Summary of the main results:
Activity of the Climbing fibers in the cerebellum. Climbing fiber inputs to the cerebellum encode error signals that instruct learning. We examined whether rewarding events are encoded in these spikes. We recorded the activity of climbing fibers when monkeys were engaged in an eye movement task. At the beginning of each trial the monkeys were cued the size of reward that would be delivered upon successful completion of the trial. We found increased climbing fiber activity during cue presentation when information about reward size was first made available. Reward size did not modulate activity at reward delivery.

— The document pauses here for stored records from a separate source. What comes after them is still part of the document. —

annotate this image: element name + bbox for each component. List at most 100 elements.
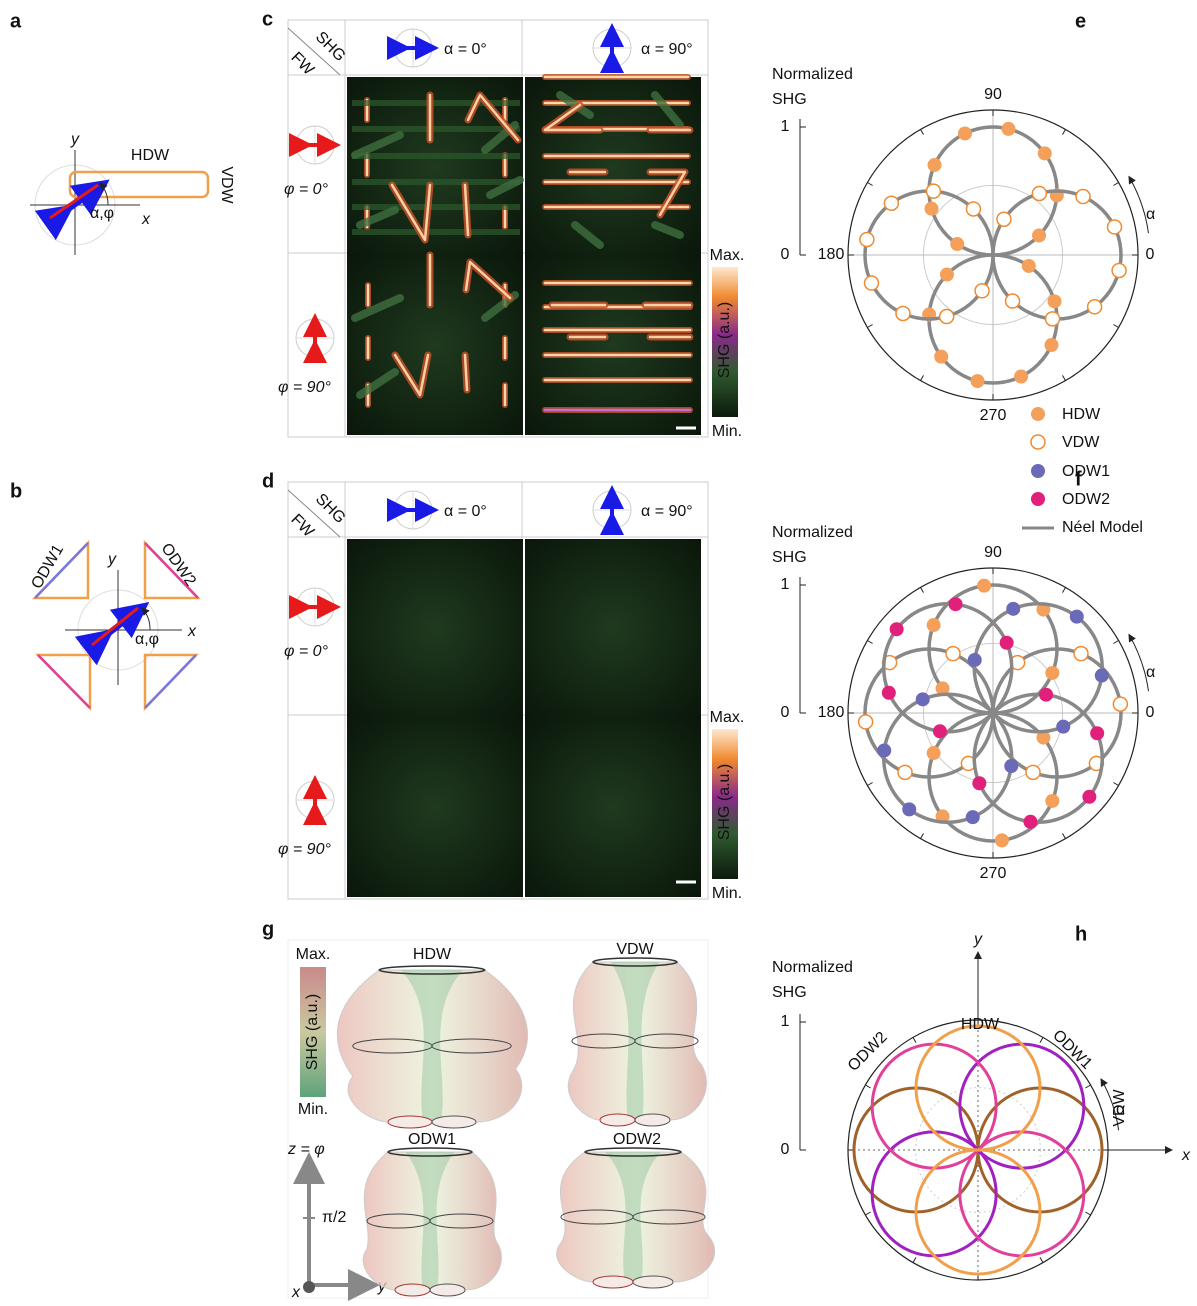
curve-label: HDW (961, 1016, 1000, 1033)
angle-label: 270 (980, 407, 1007, 424)
data-point (859, 231, 875, 248)
faint-streak (356, 206, 399, 229)
model-lobe (881, 601, 1014, 734)
surface-base (387, 1115, 433, 1129)
signal-core (543, 103, 602, 132)
colorbar (712, 729, 738, 879)
grid-frame (287, 19, 709, 438)
surface-label: ODW1 (408, 1131, 456, 1148)
polar-tick (920, 375, 924, 381)
colorbar-min: Min. (712, 423, 742, 440)
surface-slice (634, 1033, 699, 1049)
angle-label: 180 (818, 704, 845, 721)
data-point (994, 833, 1009, 848)
curve-label: ODW1 (1049, 1027, 1095, 1073)
curve-label: VDW (1111, 1088, 1128, 1126)
data-point (957, 126, 972, 141)
data-point (965, 810, 980, 825)
faint-streak (351, 131, 404, 159)
row-header: φ = 0° (284, 181, 329, 198)
angle-arc (99, 182, 109, 206)
axis-title: SHG (772, 984, 807, 1001)
colorbar-max: Max. (710, 247, 745, 264)
axis-label: y (70, 131, 80, 148)
data-point (1036, 730, 1051, 745)
polar-tick (867, 182, 873, 186)
data-point (935, 681, 950, 696)
polar-tick (912, 1037, 917, 1043)
data-point (1106, 219, 1123, 235)
panel-g: g Max. Min. SHG (a.u.) HDW VDW ODW1 ODW2… (262, 918, 715, 1301)
legend-label: VDW (1062, 434, 1100, 451)
angle-label: 270 (980, 865, 1007, 882)
data-point (967, 652, 982, 667)
axis-label: x (291, 1284, 301, 1301)
data-point (924, 201, 939, 216)
polar-tick (1062, 833, 1066, 839)
signal-core (390, 183, 432, 242)
data-point (883, 195, 900, 211)
angle-label: 0 (1146, 246, 1155, 263)
radial-tick-label: 0 (781, 704, 790, 721)
data-point (926, 618, 941, 633)
polar-tick (920, 587, 924, 593)
axis-label: y (107, 551, 117, 568)
data-point (925, 183, 942, 199)
panel-label: a (10, 10, 22, 32)
radial-tick-label: 1 (781, 118, 790, 135)
polar-tick (1085, 1211, 1091, 1216)
faint-streak (486, 176, 524, 199)
surface-slice (632, 1209, 706, 1225)
data-point (1073, 645, 1089, 662)
colorbar-label: SHG (a.u.) (304, 994, 321, 1070)
axis-label: y (973, 931, 983, 948)
micrograph (525, 717, 701, 897)
data-point (926, 746, 941, 761)
axis-label: x (141, 211, 151, 228)
colorbar (300, 967, 326, 1097)
corner-diagonal (287, 489, 341, 538)
data-point (895, 305, 911, 322)
model-lobe (972, 692, 1105, 825)
axis-title: Normalized (772, 959, 853, 976)
panel-label: e (1075, 10, 1086, 32)
data-point (935, 809, 950, 824)
column-header: α = 90° (641, 503, 693, 520)
polar-tick (1062, 587, 1066, 593)
data-point (1045, 665, 1060, 680)
z-tick-label: π/2 (322, 1209, 346, 1226)
faint-streak (356, 368, 399, 399)
model-lobe (881, 692, 1014, 825)
radial-tick-label: 1 (781, 576, 790, 593)
data-point (1047, 294, 1062, 309)
signal-core (463, 353, 469, 392)
polar-tick (1085, 1084, 1091, 1089)
odw2-wall (37, 654, 91, 709)
surface-slice (431, 1038, 512, 1054)
panel-label: g (262, 918, 274, 940)
alpha-label: α (1116, 1101, 1125, 1118)
surface-base (429, 1283, 466, 1297)
odw1-wall (144, 654, 197, 709)
colorbar-min: Min. (712, 885, 742, 902)
polar-tick (867, 782, 873, 786)
colorbar (712, 267, 738, 417)
data-point (1025, 764, 1041, 781)
axis-title: SHG (772, 549, 807, 566)
axis-label: x (1181, 1147, 1191, 1164)
data-point (965, 201, 982, 217)
angle-label: α,φ (135, 631, 159, 648)
radial-tick-label: 0 (781, 1141, 790, 1158)
data-point (902, 802, 917, 817)
legend: HDW VDW ODW1 ODW2 Néel Model (1022, 406, 1143, 536)
signal-core (648, 170, 687, 217)
data-point (1032, 228, 1047, 243)
legend-marker (1030, 434, 1046, 450)
polar-tick (865, 1211, 871, 1216)
data-point (1036, 602, 1051, 617)
polar-tick (1113, 324, 1119, 328)
colorbar-max: Max. (296, 946, 331, 963)
panel-label: d (262, 470, 274, 492)
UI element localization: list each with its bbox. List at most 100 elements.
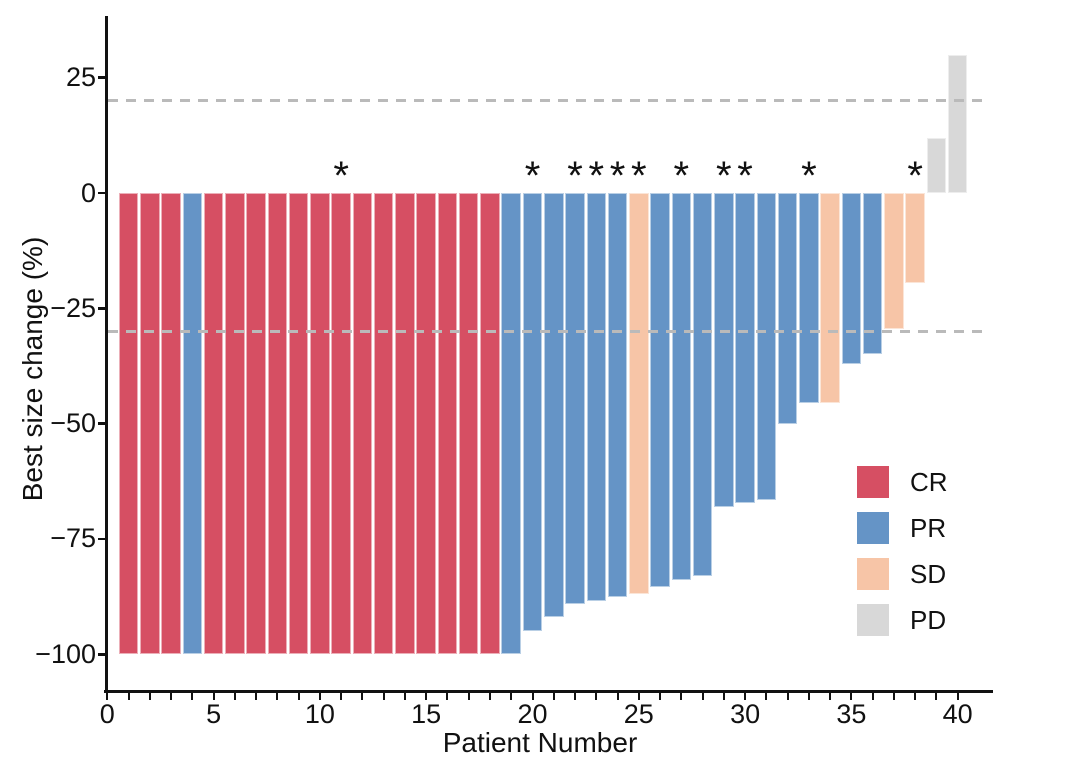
asterisk-patient-27: *	[673, 154, 690, 198]
x-axis-tick	[446, 693, 449, 700]
bar-patient-27	[671, 193, 692, 581]
x-axis-tick	[531, 693, 534, 700]
legend: CR PR SD PD	[857, 466, 948, 650]
x-axis-tick	[595, 693, 598, 700]
x-axis-tick	[552, 693, 555, 700]
bar-patient-8	[267, 193, 288, 655]
bar-patient-20	[522, 193, 543, 632]
bar-patient-32	[777, 193, 798, 424]
bar-patient-25	[629, 193, 649, 595]
asterisk-patient-25: *	[631, 154, 647, 198]
x-tick-label: 35	[836, 699, 867, 729]
x-axis-tick	[212, 693, 215, 700]
bar-patient-38	[905, 193, 925, 283]
x-tick-label: 40	[942, 699, 973, 729]
asterisk-patient-22: *	[567, 154, 583, 198]
bar-patient-17	[458, 193, 479, 655]
bar-patient-28	[692, 193, 713, 576]
y-tick-label: 0	[80, 177, 96, 208]
x-tick-label: 10	[304, 699, 335, 729]
bar-patient-33	[799, 193, 819, 403]
bar-patient-39	[926, 137, 947, 193]
reference-line--30	[107, 329, 986, 333]
x-axis-tick	[807, 693, 810, 700]
x-axis-tick	[914, 693, 917, 700]
y-axis-spine	[104, 16, 108, 693]
legend-label-pr: PR	[910, 513, 947, 543]
x-axis-tick	[127, 693, 130, 700]
bar-patient-7	[246, 193, 266, 655]
y-tick-label: −100	[35, 638, 96, 669]
x-axis-tick	[297, 693, 300, 700]
x-axis-tick	[850, 693, 853, 700]
x-axis-tick	[616, 693, 619, 700]
x-axis-tick	[637, 693, 640, 700]
bar-patient-12	[352, 193, 373, 655]
bar-patient-10	[310, 193, 330, 655]
legend-label-pd: PD	[910, 605, 947, 635]
bar-patient-6	[225, 193, 245, 655]
bar-patient-15	[416, 193, 436, 655]
bar-patient-23	[586, 193, 607, 602]
bar-patient-1	[118, 193, 139, 655]
asterisk-patient-24: *	[609, 154, 626, 198]
x-axis-tick	[170, 693, 173, 700]
bar-patient-18	[480, 193, 500, 655]
bar-patient-2	[140, 193, 160, 655]
bar-patient-30	[735, 193, 755, 504]
x-axis-tick	[786, 693, 789, 700]
x-axis-tick	[403, 693, 406, 700]
bar-patient-35	[841, 193, 862, 364]
y-axis-tick	[97, 537, 105, 541]
legend-item-pr: PR	[857, 512, 948, 544]
x-tick-label: 20	[517, 699, 548, 729]
y-tick-label: 25	[65, 62, 96, 93]
x-axis-tick	[765, 693, 768, 700]
x-axis-tick	[680, 693, 683, 700]
bar-patient-26	[650, 193, 670, 588]
y-axis-tick	[97, 191, 105, 195]
x-axis-tick	[871, 693, 874, 700]
y-tick-label: −50	[50, 408, 96, 439]
x-tick-label: 5	[206, 699, 222, 729]
x-axis-tick	[744, 693, 747, 700]
bar-patient-19	[501, 193, 521, 655]
x-axis-spine	[103, 690, 993, 693]
asterisk-patient-30: *	[737, 154, 753, 198]
legend-item-sd: SD	[857, 558, 948, 590]
bar-patient-3	[161, 193, 181, 655]
x-axis-tick	[467, 693, 470, 700]
x-axis-tick	[722, 693, 725, 700]
y-axis-title: Best size change (%)	[17, 236, 48, 502]
asterisk-patient-38: *	[907, 154, 923, 198]
x-axis-tick	[510, 693, 513, 700]
bar-patient-5	[203, 193, 224, 655]
x-axis-tick	[956, 693, 959, 700]
x-tick-label: 0	[99, 699, 115, 729]
x-tick-label: 15	[411, 699, 442, 729]
bar-patient-22	[565, 193, 585, 604]
x-axis-tick	[892, 693, 895, 700]
asterisk-patient-29: *	[716, 154, 732, 198]
x-axis-tick	[574, 693, 577, 700]
bar-patient-16	[437, 193, 458, 655]
bar-patient-9	[288, 193, 309, 655]
x-axis-tick	[340, 693, 343, 700]
x-axis-tick	[233, 693, 236, 700]
legend-label-sd: SD	[910, 559, 947, 589]
bar-patient-21	[544, 193, 564, 618]
x-tick-label: 30	[730, 699, 761, 729]
x-axis-tick	[425, 693, 428, 700]
y-axis-tick	[97, 307, 105, 310]
bar-patient-40	[947, 54, 968, 193]
asterisk-patient-11: *	[333, 154, 349, 198]
legend-label-cr: CR	[910, 467, 948, 497]
asterisk-patient-33: *	[801, 154, 817, 198]
y-axis-tick	[97, 422, 105, 425]
bar-patient-36	[862, 193, 883, 355]
bar-patient-4	[182, 193, 203, 655]
x-axis-tick	[276, 693, 279, 700]
y-tick-label: −25	[50, 292, 96, 323]
bar-patient-34	[820, 193, 840, 403]
bar-patient-31	[756, 193, 777, 500]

These results indicate that climbing fibers encode the expected reward size and suggest a general role of the cerebellum in associative learning beyond error correction. These results were published in eLife.
Activity of simple spikes in the cerebellum. To test how reward-related signals interact with sensorimotor processing in the cerebellum we recorded Purkinje cell simple spike activity in the cerebellar floccular complex while monkeys were engaged in smooth pursuit eye movement tasks. Here we focused solely on the activity of neurons that encode the parameters of eye movement. Consistent with previous research we identified reward-related simple spike modulations during movement. Notably, the size of the reward-related modulation matched the size of the effect of reward on behavior. We exploited the well-established relationship between eye movement parameters and neural activity in the cerebellum to show that coding of the eye kinematics explains these reward-related modulations. The modulation in activity did not seem to arise from the complex spike reward modulations since they were distinct in time and there were fewer in the neurons that encoded eye movements. These results suggest that the transformation of reward information to movement is already completed at the level of the Purkinje cells in the floccular complex. A paper that summarizes these results was published in the Journal of Neurophysiology.
Summary of the main results:
Activity of the Climbing fibers in the cerebellum. Climbing fiber inputs to the cerebellum encode error signals that instruct learning. We examined whether rewarding events are encoded in these spikes. We recorded the activity of climbing fibers when monkeys were engaged in an eye movement task. At the beginning of each trial the monkeys were cued the size of reward that would be delivered upon successful completion of the trial. We found increased climbing fiber activity during cue presentation when information about reward size was first made available. Reward size did not modulate activity at reward delivery. These results indicate that climbing fibers encode the expected reward size and suggest a general role of the cerebellum in associative learning beyond error correction. These results were published in eLife.
Activity of simple spikes in the cerebellum. To test how reward-related signals interact with sensorimotor processing in the cerebellum we recorded Purkinje cell simple spike activity in the cerebellar floccular complex while monkeys were engaged in smooth pursuit eye movement tasks. Here we focused solely on the activity of neurons that encode the parameters of eye movement. Consistent with previous research we identified reward-related simple spike modulations during movement. Notably, the size of the reward-related modulation matched the size of the effect of reward on behavior. We exploited the well-established relationship between eye movement parameters and neural activity in the cerebellum to show that coding of the eye kinematics explains these reward-related modulations. The modulation in activity did not seem to arise from the complex spike reward modulations since they were distinct in time and there were fewer in the neurons that encoded eye movements. These results suggest that the transformation of reward information to movement is already completed at the level of the Purkinje cells in the floccular complex. A paper that summarizes these results was published in the Journal of Neurophysiology.
In the second half of the project, we will focus on the completion of aim 2 and the execution of aim 3. We have already started pursuing aim 3 at the technical level in which we plan to perform optogenetic experiments in monkeys to study pathways from the frontal cortex to the basal ganglia.